# My LGD has been born! - New Pic 2/2



## Epona142 (May 26, 2008)

My neighbor has the BEST pair of LGDs, and today her female whelped! I was even there to witnesses several of the births. She is being such a GREAT mommy and the puppies are just beautiful.

Sure...it's going to be a LONG time before our little girl can come home...and we don't even know which it will be but..

Yay!

:clap: 

They are 3/4 Great Pyrenees, 1/4 Anatolian. We have first pick and our pup will be staying with Mom and Dad for a long time to learn the "ways" of a LGD.


----------



## toth boer goats (Jul 20, 2008)

*Re: My LGD has been born!*

very good breeds...how exciting.... :greengrin: :clap:


----------



## RowdyKidz (Apr 2, 2009)

*Re: My LGD has been born!*

How exciting!!!! Can't wait to see him or her!!!!


----------



## nancy d (Oct 5, 2007)

*Re: My LGD has been born!*

Epona that is just awesome! :thumb: You will love him/her!
One of ours is 3/4 Anatolian & Pyr. He is way bulkier than our 2yr old Anatolian & full of himself. 
The older Sheriff sits back & lets Deputy do all the barking.
When you bring the pup home, remember to give plenty of stuff to chew on.


----------



## myfainters (Oct 30, 2009)

*Re: My LGD has been born!*

YAY!!! congrats and that is wonderful that they are going to keep the pup for you to let mom and pop do the training!!!! AWESOME!!!!!!!!! 

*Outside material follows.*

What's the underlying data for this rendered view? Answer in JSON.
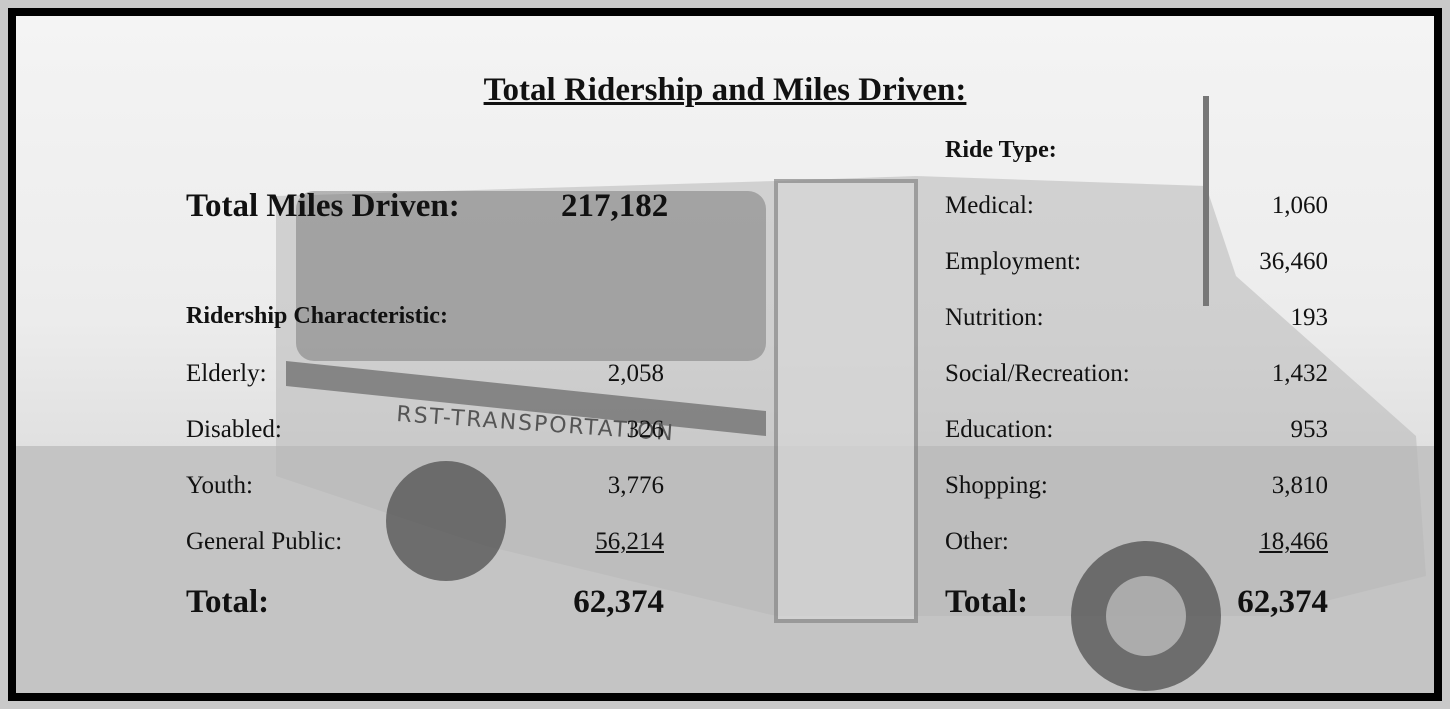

I can't wait to see pics of the little furballs!!!!!  .... though I have a bad habit of wanting to bring them home............... :help: ..... :slapfloor:


----------



## Epona142 (May 26, 2008)

*Re: My LGD has been born!*

I will have to try and get some pictures next time we go. The female ended up having 14 puppies! In her first litter! Wow lol.

We have first pick and its going to be hard, they sure are cute.


----------



## nancy d (Oct 5, 2007)

*Re: My LGD has been born!*

ssshhh....dont tell the goats, but if I had the space I would sure love to raise them!


----------



## Epona142 (May 26, 2008)

*Re: My LGD has been born!*

Here is a picture!










Isn't she a cutie?


----------



## SDK (Jun 26, 2008)

*Re: My LGD has been born! - Pic Added*

awwwww!!!! yes!!!!!!


----------



## nancy d (Oct 5, 2007)

*Re: My LGD has been born! - Pic Added*

aww, wook at the cute widdo puppy. she's a heart melter alright!


----------



## SterlingAcres (Oct 19, 2009)

*Re: My LGD has been born! - Pic Added*

Awwwwwwwwwwwwww


----------



## TinyHoovesRanch (Jan 16, 2010)

*Re: My LGD has been born! - Pic Added*

OMG THATS SUCH A CUTE PUUUUPPY!!! :drool:


----------



## nutmegfarm (Dec 23, 2009)

*Re: My LGD has been born! - Pic Added*

Oh shes just darling

-Meagan


----------



## toth boer goats (Jul 20, 2008)

*Re: My LGD has been born! - Pic Added*

How adorable..........  :greengrin:


----------



## Epona142 (May 26, 2008)

*Re: My LGD has been born! - Pic Added*

Thanks everyone! You can be sure to count on updated pictures in the future!


----------



## KW Farms (Jun 21, 2008)

*Re: My LGD has been born! - Pic Added*

Oh my gosh..what a sweet little thing!! You lucky duck!


----------



## myfainters (Oct 30, 2009)

*Re: My LGD has been born! - Pic Added*

soooo darned cute!!!!!! :- )


----------



## farmergal (Jun 19, 2009)

*Re: My LGD has been born! - Pic Added*

awwww so cute! what darling markings. I'm jealous... will get an LGD one of these days...  but apparently I'm on an "animal moratorium" (as in, fiance said "no new animals!") for a while...


----------



## Epona142 (May 26, 2008)

*Re: My LGD has been born! - Pic Added*


----------



## myfainters (Oct 30, 2009)

hehehe too cute!!! She's gettin big!!! Look at those cute little eyes!


----------



## RowdyKidz (Apr 2, 2009)

Awwwww! PRECIOUS!


----------



## Epona142 (May 26, 2008)

She's getting very big! That's my huge husband holding her lol


----------



## logansmommy7 (Nov 11, 2009)

What a cutie! I want one...but don't want another animal to contend with around here right now...this winter has been a nasty one...


----------



## 7acreranch (Mar 8, 2010)

logansmommy7 said:


> What a cutie! I want one...but don't want another animal to contend with around here right now...this winter has been a nasty one...


WE have a full blood Great Pry and besides feeding him there is really nothing else that we need to do. I found out after we did it that it wasn't a great idea to just let him go to work when we got him :sigh: He was 12 weeks when we got him but had been with mom and dad working. I built him a separate dog house but he never goes in it he either cuddles with one of the goats or lays out no matter what the weather.


----------